Alternatively, the company may grant a power of attorney to one or more named individuals to execute a deed on the company’s behalf. The power of attorney does not need to be executed as a deed and therefore may be electronically signed. The attorney may then execute the deed on behalf of the company without affixing the common seal provided that the attorney signs the document in the presence of an attesting witness (the witness must also sign the same original).

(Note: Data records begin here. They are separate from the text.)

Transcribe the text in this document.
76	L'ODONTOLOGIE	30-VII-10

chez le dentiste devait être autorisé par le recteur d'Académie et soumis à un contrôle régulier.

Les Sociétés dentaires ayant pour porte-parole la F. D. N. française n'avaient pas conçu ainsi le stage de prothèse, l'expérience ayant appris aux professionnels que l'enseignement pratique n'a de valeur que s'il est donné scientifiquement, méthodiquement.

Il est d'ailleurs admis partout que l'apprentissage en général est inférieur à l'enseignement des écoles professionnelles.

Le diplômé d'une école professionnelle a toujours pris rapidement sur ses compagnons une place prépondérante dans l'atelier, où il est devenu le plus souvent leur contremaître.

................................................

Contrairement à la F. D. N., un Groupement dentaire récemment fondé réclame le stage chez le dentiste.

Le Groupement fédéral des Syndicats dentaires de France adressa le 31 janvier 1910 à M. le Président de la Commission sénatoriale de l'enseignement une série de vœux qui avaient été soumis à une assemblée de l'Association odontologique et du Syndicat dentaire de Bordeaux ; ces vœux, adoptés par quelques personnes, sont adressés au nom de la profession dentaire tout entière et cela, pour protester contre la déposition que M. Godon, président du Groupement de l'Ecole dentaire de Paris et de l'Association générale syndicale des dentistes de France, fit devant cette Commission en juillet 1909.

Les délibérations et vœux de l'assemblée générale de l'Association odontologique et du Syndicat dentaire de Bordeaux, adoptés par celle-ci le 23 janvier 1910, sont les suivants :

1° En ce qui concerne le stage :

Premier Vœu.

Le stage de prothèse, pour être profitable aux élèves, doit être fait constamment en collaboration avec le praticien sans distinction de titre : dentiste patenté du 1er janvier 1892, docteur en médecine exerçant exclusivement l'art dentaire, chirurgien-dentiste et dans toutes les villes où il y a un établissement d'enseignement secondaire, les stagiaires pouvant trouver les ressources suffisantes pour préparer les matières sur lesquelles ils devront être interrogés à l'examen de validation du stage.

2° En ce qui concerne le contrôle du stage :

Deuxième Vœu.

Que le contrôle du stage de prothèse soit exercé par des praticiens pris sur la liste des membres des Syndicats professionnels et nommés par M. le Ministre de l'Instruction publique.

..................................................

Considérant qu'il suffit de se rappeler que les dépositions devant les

This may be a practical solution where a company is presented with a situation where a document needs to be executed as a deed but the signatories and the company seals are not necessarily  in the same location (as we expect to be the case for many companies at the moment).

Can a document be witnessed remotely?

No, where a document must be signed in the presence of an attesting witness (eg, a deed to be executed by an attorney on behalf of the company) then such witness must be in the same physical location as the signatory. We are conscious that in the present circumstances, it may not be possible for documents to be executed in front of an independent witness. As a result of this, several clients have queried whether it would be possible for a signature to be witnessed remotely by way of video conference but unfortunately this would not suffice. While it is regarded as best practice for a witness to be unconnected with the signatory (eg, not a spouse or family member), that may not be practical in the current environment. As such, it is generally sufficient for a spouse or family member to act as an attesting witness in the present circumstances.

Notarising / Legalising Documents

Is it possible for documents be notarised and apostilled/legalised?

Yes, we are continuing to provide notarisation services through our in-house notary service. The Department of Foreign Affairs (which authenticates documents executed in Ireland for use in countries which have acceded to the Hague Convention) are accepting documents for apostilling by ordinary post only and therefore there is a significant delay in the apostilling of documents. Documents to be legalised for use in countries which have not acceded to the Hague Convention will need to be authenticated by the relevant embassy in Ireland. All of the embassies are accepting requests for legalisation by post, except for the Chinese embassy which is currently closed.

Obtaining Closing Searches / Letters of Status

Can Letters of Status be obtained?

Yes, the CRO are continuing to issue letters of status by ordinary post only. To avoid any unnecessary delays, we can arrange for a letter of status to be delivered directly to the client’s address.

Can closing searches be obtained?

Yes, many legal searchers are continuing to carry out full closing searches. Please be advised that there may be delays in obtaining particular searches (eg, sheriff searches) as a number of county offices are operating on reduced hours.

CRO Filings

Is it possible to incorporate Irish companies?

Yes, it is still possible to incorporate Irish companies. The registration process for such incorporation applications may take longer than usual as the CRO’s offices are closed and they are accepting applications by post only; however, our experience is that the CRO is processing applications relatively quickly.

Are filing deadlines for CRO forms being strictly enforced?

All Summary Approval Procedure declarations must be delivered to the CRO on time (ie, within 21 days of the restricted activity taking place). The CRO have set up a dedicated email address to facilitate delivery of the declarations on time. The originals should follow by ordinary post.

Other forms must be delivered to the CRO by ordinary post or online (where permitted). The CRO are processing the forms in chronological order and have advised that they will be processed without issue.

What should you do if your company’s annual return is due but you cannot obtain the required signatures for your accounts or other related documents?

The CRO has confirmed that all annual returns that were or are due to be filed by any company between 18 March 2020 and 31 October 2020 will be deemed to have been filed on time if all elements of the annual return are completed and filed by 31 October 2020. This allows a company an additional grace period to submit its signed annual return and financial statements to the CRO.